Bireylerin İslam'dan anladığı farklı şeyler ve bu anlamda mezhebi olabilir, ama umumu ilgilendiren hususlarda tutunacak dal ve 'kavl-i fasl' olarak son hükmü verecek olan merci Kuranı kerim'dir. Lakin bu da elbette bugün kendilerine 'Kurancılar' diyenler gibi herkesin onun dilediği yerinden ve gönlüne göre bir parça koparıp almasıyla, boşlukları da kendi görüşleriyle doldurmasıyla olmaz. Onun da bir anlaşılma usulü, ahlakı ve namusu vardır. Rasulüllah'ın anlayıp yaşadığı, yani Sünnet ve onu izleyenlerin, sonra da âlimlerin ondan ittifakla ya da çoğunlukla anlayageldikleri göz ardı edilerek Kuranı kerim anlaşılamaz. Onun için Kuranı kerim'e sadece bir âlimin değil, âlimlerin ittifakı, ya da çoğunlukla anladıkları ile tutunulabilir. Bunun için de âlimlerin fırkaların malı olmaması, ümmetin bütününe hitap etmesi ve biribirlerinden haberdar olmaları gerekir. Fetret döneminden sonra bunu henüz başarabilmiş değiliz, ama cılız da olsa oluşması için çabalar var.

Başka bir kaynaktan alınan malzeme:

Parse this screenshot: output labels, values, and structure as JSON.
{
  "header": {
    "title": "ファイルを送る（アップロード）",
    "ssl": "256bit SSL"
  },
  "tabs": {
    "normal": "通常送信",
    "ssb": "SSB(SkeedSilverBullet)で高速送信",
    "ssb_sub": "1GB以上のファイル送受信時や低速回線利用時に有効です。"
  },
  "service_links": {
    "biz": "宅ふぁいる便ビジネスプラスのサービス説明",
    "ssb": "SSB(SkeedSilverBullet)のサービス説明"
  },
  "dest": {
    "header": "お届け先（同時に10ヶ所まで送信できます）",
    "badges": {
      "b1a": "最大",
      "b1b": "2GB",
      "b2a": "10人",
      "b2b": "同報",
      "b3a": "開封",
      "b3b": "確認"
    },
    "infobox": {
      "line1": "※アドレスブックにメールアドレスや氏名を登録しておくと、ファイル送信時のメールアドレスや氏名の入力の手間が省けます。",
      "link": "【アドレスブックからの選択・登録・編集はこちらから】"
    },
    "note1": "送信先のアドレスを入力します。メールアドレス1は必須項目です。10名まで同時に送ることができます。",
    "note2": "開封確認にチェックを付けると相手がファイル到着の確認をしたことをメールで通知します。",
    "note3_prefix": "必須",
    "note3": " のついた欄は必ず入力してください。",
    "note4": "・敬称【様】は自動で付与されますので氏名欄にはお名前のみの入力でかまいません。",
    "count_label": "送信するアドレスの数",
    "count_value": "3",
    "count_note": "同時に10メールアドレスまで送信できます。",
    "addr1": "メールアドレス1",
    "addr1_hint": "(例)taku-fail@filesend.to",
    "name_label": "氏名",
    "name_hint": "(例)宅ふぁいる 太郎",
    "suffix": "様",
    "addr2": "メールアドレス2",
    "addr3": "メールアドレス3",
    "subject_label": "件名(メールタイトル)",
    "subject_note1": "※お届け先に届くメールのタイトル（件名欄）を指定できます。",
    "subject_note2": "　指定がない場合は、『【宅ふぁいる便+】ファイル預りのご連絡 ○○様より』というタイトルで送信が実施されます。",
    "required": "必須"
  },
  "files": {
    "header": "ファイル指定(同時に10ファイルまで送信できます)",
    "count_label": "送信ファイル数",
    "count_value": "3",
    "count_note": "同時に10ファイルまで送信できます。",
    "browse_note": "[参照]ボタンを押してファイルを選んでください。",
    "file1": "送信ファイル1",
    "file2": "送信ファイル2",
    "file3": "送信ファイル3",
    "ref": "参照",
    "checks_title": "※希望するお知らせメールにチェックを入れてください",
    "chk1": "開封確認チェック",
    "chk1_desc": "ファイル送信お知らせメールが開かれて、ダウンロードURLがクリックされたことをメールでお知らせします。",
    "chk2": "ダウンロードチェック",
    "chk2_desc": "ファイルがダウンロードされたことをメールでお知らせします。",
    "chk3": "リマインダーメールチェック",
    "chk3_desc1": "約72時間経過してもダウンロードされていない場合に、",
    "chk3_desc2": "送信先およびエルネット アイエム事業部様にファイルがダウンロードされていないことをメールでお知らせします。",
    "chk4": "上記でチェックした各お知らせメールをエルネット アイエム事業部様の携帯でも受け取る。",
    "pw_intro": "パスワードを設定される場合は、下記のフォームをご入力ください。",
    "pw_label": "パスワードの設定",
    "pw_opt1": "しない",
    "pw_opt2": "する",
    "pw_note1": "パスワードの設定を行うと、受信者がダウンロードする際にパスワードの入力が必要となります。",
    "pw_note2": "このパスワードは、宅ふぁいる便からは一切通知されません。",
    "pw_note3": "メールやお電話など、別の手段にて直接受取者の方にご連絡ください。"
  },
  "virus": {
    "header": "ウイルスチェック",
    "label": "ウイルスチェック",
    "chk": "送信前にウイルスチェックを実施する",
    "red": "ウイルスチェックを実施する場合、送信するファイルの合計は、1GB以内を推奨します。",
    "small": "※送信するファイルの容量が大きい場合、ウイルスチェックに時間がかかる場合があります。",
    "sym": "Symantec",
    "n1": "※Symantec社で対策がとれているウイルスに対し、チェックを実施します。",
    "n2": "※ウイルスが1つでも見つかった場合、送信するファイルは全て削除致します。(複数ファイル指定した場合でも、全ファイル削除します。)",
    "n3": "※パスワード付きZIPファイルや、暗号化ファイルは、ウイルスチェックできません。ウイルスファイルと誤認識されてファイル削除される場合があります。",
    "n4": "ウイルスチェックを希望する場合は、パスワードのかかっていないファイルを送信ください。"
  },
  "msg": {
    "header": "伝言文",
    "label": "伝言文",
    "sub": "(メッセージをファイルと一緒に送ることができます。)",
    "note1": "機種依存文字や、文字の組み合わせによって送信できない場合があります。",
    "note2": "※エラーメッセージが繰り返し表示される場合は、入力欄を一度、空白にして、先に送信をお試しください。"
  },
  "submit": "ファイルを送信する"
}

Şimdi sorumuzu tekrar soralım, neden fırkalara ayrılıyoruz?
Bunun cevabını anlayabilmek için önce çok ilginç iki hadisi şerifin anlamını okumalıyız:
Ebu Saîd el-Hudrî adlı sahabi anlatır: “Bir gün bir grup arkadaş mescitte oturuyorduk, Rasulüllah (sa) çıkageldi. Pürdikkat söyleyeceklerine kulak kesildik. Buyurdular ki, “Kuranıkerim'in bana indirilmesi sebebiyle nasıl ben inkârcılarla savaştıysam, sizin içinizde de onun yanlış tevil edilmesi sebebiyle savaşanlarınız olacaktır. Bunu bir şeref sayarak Ebubekir, o ben olabilir miyim, diye sordu. Ömer, ben olabilir miyim, diye sordu. Ali ise bir köşede Rasulüllah'ın pabucunun kopan bağını tamirle meşguldü. Resulüllah da hayır, siz değil ama şu pabuç tamircisi olabilir dedi”.

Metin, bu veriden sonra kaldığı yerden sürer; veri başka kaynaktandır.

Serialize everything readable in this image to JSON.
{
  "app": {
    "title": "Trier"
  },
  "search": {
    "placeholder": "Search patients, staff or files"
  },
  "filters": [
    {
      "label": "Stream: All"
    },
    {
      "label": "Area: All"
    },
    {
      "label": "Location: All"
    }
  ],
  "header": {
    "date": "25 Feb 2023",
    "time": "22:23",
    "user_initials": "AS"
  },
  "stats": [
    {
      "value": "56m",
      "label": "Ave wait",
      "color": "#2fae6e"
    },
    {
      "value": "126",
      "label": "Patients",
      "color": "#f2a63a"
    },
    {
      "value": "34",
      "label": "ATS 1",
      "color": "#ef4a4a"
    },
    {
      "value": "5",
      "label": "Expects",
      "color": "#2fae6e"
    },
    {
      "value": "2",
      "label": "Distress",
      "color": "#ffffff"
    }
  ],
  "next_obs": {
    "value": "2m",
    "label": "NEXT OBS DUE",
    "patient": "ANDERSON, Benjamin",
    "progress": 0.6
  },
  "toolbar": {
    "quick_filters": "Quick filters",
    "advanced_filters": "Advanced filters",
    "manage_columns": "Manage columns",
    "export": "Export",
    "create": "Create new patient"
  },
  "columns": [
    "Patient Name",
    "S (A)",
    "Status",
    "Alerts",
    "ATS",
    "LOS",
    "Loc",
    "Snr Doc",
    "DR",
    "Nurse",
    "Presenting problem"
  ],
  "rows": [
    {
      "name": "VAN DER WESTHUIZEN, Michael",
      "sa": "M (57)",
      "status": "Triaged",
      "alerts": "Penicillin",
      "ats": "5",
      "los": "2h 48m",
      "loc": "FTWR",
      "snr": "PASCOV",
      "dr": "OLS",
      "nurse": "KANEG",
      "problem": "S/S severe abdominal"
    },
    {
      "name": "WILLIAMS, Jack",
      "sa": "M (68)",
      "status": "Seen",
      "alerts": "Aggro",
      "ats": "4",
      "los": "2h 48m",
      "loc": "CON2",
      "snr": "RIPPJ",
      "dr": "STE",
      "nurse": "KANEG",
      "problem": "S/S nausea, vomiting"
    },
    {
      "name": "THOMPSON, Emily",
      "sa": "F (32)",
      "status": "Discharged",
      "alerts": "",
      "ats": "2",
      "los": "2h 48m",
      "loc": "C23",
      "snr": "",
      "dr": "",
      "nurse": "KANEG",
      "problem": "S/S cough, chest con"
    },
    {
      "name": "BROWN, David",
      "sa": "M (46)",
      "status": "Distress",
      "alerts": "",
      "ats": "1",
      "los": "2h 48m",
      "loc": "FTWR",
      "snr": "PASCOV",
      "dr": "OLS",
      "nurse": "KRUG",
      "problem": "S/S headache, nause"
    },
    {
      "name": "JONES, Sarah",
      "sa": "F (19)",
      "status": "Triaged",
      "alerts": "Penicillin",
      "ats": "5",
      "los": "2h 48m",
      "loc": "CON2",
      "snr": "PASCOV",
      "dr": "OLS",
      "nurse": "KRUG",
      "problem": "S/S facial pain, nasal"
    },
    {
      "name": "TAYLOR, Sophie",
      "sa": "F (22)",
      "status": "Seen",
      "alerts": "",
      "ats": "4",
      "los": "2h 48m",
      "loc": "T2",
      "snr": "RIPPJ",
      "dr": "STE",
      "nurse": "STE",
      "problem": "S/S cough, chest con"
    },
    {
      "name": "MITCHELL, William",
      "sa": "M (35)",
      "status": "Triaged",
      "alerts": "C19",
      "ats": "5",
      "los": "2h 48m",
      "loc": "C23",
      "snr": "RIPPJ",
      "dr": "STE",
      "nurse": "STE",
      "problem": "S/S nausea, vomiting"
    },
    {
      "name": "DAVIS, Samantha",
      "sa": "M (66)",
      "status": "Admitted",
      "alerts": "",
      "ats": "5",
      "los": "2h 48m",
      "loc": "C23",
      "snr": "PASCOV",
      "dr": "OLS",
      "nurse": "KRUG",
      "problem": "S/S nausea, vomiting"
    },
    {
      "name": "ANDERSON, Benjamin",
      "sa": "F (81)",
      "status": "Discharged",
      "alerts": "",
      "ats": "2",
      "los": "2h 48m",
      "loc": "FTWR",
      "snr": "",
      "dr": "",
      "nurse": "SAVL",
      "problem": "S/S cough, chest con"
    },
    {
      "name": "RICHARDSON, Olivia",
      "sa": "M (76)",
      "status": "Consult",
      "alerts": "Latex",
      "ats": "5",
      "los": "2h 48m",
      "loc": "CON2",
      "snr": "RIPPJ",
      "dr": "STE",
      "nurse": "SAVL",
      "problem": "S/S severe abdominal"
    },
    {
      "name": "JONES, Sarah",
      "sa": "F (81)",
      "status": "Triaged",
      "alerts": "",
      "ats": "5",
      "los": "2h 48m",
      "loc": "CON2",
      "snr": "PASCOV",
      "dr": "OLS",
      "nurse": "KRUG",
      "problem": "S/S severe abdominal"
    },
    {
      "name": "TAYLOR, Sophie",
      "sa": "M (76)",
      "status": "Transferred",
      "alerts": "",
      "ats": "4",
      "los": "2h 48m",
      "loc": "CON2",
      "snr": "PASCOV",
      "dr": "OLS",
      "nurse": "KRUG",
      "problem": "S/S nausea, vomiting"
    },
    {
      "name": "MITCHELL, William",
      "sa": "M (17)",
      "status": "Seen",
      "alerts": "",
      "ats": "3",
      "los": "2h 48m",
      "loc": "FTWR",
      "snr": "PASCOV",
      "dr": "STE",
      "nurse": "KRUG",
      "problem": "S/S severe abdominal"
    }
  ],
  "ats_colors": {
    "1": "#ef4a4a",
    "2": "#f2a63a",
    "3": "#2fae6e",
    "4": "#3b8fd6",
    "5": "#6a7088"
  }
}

Bu hadisi şerif şu gerçeklere işaret eder: Kuranıkerim'in indirilmesi küfrün işine gelmedi ve ona karşı Rasulüllah'la ve onun ashabıyla savaştılar. Rasulüllah'tan sonra ise Müslümanlar arasında onun kendi görüşlerine göre tevil edilmesi hastalığı ortaya çıkacak ve ümmeti temsil edenler bu hastalıkla savaşmak zorunda kalacaklar. Gerçekten de Hz. Ali teville ilk fırkayı oluşturan Haricilerle bu sebeple savaşmıştır. Tahavî'nin Müşkil'de naklettiğine göre, Haricilerin bir kolu olan Harurîler kâfirlerden söz eden “dünyada yaptıkları işler boşa gitmiş, ama onlar hala iyi bir iş yaptıklarını sanıyorlar” anlamındaki Kehf 18/104 ayetini teville Müslümanlara çevirmişlerdi, Hz. Ali de onlarla savaşmak zorunda kaldı.
İşin ilginç tarafı, Hz. Ali'ye tabi olduklarını söyledikleri halde Kuranıkerim'e uçuk ve batıni tevillerle istediklerini söylettiren Şia nezdinde bu hadisi şerif şu hale getirilmiştir:
“Ey Ali! Kuranıkerim bana indirildi, onun tevilini yapacak olan da sensin. Ben nasıl onun indirilmesi sebebiyle savaştıysam, sen de tevili sebebiyle, yani senin tevilini kabul etmeyenlerle savaşmak zorunda kalacaksın”. (Cafer b. Mansûr, eş-Şevâhid, 74.).
Gördünüz mü tevili yeren hadisi şerif nasıl tevile delil yapıldı ve tefrika nasıl başladı.